Et si on arrêtait de commencer les projets par la mauvaise question ?

Michaël

8/22/20254 min read

Repenser le recueil des besoins :
Ne plus partir des besoins, mais des problèmes

Dans la majorité des projets, les ateliers de recueil des besoins commencent de la même manière : on réunit les utilisateurs, on projette une matrice ou un canevas, et on pose la fameuse question :

« De quoi avez-vous besoin ? »

C’est une question logique, directe, orientée action. Pourtant, elle enferme d’emblée l’analyse dans une logique de réponse. On passe alors à côté de la véritable nature du travail d’analyse : comprendre la situation, identifier les enjeux, et éclairer les décisions. Cet article propose une approche alternative, pour repositionner le rôle du Business Analyst : non pas comme collecteur de besoins, mais comme analyste de problèmes.

1. Clarifier les concepts : besoin vs problème

Avant toute chose, il faut définir précisément les termes. Un besoin est une réponse attendue à une insatisfaction, un manque ou un objectif à atteindre. Un problème, lui, est une situation observée qui empêche l’atteinte d’un objectif ou crée une perte de valeur. Autrement dit, le besoin est souvent une manière de répondre à un problème, mais il ne suffit pas à comprendre l’enjeu réel.

Prenons un exemple. Lorsqu’un utilisateur dit « J’ai besoin d’un tableau de bord », cela semble clair. Mais quel est le problème sous-jacent ? Est-ce un manque de visibilité ? Un excès de données mal hiérarchisées ? Une incapacité à réagir à temps ? Le tableau de bord est une solution supposée, pas une analyse de la cause.

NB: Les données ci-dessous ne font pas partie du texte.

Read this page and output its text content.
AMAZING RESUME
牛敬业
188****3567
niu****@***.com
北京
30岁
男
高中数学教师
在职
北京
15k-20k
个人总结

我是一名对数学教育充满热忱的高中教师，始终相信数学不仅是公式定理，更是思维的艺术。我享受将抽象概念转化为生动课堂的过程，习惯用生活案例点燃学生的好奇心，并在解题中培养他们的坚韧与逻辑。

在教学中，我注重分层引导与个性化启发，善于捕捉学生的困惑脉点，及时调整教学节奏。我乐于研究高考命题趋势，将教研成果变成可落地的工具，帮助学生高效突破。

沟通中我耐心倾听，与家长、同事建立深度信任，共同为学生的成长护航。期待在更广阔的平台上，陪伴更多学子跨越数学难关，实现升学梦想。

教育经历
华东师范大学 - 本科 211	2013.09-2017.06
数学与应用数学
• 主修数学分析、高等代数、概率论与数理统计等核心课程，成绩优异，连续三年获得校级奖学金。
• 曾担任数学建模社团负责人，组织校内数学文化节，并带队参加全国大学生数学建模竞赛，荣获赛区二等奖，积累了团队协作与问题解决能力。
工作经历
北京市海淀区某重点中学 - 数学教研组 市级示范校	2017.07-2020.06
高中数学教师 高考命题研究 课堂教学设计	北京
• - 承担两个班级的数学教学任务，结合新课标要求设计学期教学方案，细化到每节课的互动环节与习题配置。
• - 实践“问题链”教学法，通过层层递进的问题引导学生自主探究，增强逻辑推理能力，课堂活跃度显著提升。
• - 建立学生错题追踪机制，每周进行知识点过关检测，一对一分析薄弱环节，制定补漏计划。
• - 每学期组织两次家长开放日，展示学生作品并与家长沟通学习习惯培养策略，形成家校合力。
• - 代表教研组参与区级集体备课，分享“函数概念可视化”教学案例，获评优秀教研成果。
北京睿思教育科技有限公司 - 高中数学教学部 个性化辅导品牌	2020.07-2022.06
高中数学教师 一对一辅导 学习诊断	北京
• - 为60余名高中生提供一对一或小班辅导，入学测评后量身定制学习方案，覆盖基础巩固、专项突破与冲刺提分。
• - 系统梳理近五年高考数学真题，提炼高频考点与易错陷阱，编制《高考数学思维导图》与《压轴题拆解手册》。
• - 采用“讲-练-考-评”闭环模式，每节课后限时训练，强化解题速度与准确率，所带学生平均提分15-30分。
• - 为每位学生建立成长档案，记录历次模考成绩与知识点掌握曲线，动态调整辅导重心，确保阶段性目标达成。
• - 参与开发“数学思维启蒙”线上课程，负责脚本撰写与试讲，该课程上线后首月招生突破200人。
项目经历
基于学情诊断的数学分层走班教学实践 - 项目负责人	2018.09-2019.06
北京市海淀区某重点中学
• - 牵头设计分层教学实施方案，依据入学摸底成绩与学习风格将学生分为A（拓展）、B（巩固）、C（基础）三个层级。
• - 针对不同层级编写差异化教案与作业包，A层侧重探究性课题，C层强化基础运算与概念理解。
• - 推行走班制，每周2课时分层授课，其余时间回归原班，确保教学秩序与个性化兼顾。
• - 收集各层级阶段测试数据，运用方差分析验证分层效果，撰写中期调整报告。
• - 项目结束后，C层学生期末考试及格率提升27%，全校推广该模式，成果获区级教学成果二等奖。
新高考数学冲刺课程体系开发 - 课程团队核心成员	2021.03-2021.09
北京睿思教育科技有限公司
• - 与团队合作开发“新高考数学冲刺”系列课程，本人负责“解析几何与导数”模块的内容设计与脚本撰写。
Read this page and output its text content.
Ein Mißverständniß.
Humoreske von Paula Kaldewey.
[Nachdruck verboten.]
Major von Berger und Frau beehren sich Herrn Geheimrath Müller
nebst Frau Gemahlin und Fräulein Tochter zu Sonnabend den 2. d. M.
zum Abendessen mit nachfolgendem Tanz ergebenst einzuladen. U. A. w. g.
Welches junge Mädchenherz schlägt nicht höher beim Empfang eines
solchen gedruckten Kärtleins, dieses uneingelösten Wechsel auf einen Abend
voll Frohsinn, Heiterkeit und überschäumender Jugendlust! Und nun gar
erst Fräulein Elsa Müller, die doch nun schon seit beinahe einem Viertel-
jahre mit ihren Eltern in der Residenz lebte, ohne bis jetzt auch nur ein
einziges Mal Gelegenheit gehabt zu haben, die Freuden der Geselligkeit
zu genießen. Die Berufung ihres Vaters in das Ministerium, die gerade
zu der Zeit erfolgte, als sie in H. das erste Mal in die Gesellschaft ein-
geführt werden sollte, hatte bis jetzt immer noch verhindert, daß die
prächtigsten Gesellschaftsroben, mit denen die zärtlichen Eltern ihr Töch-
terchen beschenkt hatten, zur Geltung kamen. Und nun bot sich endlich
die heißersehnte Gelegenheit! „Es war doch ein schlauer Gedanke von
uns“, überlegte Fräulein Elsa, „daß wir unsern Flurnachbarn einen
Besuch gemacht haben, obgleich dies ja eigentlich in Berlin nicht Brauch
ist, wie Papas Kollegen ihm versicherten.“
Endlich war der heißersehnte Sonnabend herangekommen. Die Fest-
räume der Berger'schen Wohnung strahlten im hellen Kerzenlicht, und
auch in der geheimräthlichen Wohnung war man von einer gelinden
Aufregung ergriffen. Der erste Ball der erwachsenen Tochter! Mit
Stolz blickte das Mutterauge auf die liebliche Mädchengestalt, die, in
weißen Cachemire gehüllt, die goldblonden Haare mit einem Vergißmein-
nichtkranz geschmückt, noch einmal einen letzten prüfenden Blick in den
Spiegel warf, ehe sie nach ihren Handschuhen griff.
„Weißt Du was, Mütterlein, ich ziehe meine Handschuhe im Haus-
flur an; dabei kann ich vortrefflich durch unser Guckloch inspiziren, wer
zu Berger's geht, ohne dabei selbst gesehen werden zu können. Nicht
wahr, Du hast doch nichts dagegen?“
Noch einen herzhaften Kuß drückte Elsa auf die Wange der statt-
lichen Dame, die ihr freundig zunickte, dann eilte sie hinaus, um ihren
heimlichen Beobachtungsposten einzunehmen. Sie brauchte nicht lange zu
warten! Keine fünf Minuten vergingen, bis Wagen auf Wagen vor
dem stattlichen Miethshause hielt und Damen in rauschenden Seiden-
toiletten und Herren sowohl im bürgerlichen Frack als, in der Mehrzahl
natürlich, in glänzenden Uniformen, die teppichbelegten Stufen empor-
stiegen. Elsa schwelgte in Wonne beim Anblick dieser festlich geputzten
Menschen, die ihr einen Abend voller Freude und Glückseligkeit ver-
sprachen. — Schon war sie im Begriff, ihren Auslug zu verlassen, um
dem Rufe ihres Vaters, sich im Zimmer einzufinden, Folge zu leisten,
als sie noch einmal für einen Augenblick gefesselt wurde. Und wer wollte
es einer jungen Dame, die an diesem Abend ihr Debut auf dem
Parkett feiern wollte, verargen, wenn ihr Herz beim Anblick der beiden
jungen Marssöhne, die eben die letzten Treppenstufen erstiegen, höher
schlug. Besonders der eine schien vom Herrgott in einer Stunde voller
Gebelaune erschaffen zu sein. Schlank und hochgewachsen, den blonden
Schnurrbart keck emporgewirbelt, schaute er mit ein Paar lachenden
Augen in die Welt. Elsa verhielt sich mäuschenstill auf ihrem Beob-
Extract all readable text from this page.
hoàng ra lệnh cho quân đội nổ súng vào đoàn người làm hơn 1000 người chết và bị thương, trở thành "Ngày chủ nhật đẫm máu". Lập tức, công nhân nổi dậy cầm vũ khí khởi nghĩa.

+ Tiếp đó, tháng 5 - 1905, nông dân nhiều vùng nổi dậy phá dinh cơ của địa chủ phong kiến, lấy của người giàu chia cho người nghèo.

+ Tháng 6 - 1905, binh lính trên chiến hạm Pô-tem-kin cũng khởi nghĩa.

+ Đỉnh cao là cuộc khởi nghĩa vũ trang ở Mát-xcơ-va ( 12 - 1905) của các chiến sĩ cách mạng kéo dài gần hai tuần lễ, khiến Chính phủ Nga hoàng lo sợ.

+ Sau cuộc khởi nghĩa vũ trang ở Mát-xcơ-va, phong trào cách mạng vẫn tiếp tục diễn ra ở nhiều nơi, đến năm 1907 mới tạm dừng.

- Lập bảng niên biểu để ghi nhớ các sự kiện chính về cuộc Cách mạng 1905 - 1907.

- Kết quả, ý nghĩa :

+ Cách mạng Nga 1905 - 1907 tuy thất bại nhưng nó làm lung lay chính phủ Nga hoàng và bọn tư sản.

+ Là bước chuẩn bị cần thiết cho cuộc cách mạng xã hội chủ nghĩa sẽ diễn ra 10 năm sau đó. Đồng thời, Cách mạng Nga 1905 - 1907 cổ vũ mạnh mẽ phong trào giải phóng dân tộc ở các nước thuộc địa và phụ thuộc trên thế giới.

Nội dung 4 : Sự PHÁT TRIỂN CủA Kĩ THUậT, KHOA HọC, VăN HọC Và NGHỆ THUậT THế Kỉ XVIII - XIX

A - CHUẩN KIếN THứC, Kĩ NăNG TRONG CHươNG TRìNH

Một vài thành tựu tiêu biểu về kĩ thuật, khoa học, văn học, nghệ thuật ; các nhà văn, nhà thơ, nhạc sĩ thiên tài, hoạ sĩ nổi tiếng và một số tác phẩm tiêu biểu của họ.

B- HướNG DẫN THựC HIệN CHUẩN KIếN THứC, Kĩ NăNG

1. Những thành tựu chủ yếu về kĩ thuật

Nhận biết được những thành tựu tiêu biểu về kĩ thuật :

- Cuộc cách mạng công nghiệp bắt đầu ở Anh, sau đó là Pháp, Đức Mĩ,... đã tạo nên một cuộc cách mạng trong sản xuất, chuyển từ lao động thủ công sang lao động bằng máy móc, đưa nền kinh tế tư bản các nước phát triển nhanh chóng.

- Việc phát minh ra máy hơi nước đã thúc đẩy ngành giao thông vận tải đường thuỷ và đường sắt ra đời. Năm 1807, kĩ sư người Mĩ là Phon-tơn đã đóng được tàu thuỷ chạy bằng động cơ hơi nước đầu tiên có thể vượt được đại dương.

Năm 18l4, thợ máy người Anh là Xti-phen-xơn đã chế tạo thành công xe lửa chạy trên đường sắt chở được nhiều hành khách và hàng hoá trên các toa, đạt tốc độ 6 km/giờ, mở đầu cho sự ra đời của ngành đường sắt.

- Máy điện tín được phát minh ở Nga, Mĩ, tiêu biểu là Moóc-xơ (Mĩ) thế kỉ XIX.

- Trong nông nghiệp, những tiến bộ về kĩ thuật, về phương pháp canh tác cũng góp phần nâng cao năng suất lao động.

En posant la question du problème, le Business Analyste ouvre l’exploration à d’autres alternatives, peut-être plus simples, plus efficaces ou moins coûteuses.

2. Les risques d’un recueil centré sur les besoins

Lorsqu’on se limite aux besoins exprimés, plusieurs dérives apparaissent. La première, c’est la dérive solutionniste. Les utilisateurs, animés de bonne foi, formulent des réponses prémâchées à des questions mal posées. Cela conduit à des cahiers des charges qui empilent des fonctionnalités, sans logique globale. Le projet devient une succession d’attentes individuelles, souvent contradictoires.

Le deuxième risque, c’est l’oubli du contexte. Un besoin exprimé hors de son environnement perd son sens. Le rôle du BA est de replacer chaque demande dans un cadre opérationnel, organisationnel, technique et humain. Sans cela, on peut livrer une solution conforme à la demande, mais inopérante sur le terrain.

Enfin, un recueil centré sur les besoins favorise la rigidité. On cherche à satisfaire des demandes formalisées, au lieu de comprendre une situation évolutive. Cela rend les projets plus difficiles à adapter, et moins ouverts à l’innovation.

3. Une approche centrée sur les problèmes : méthode et posture

Adopter une approche centrée sur les problèmes ne signifie pas ignorer les besoins, mais les recontextualiser. Concrètement, le BA commence par l’observation : quelles sont les difficultés actuelles ? Qui est impacté ? Quels sont les indicateurs de performance dégradés ? Quels irritants sont récurrents ?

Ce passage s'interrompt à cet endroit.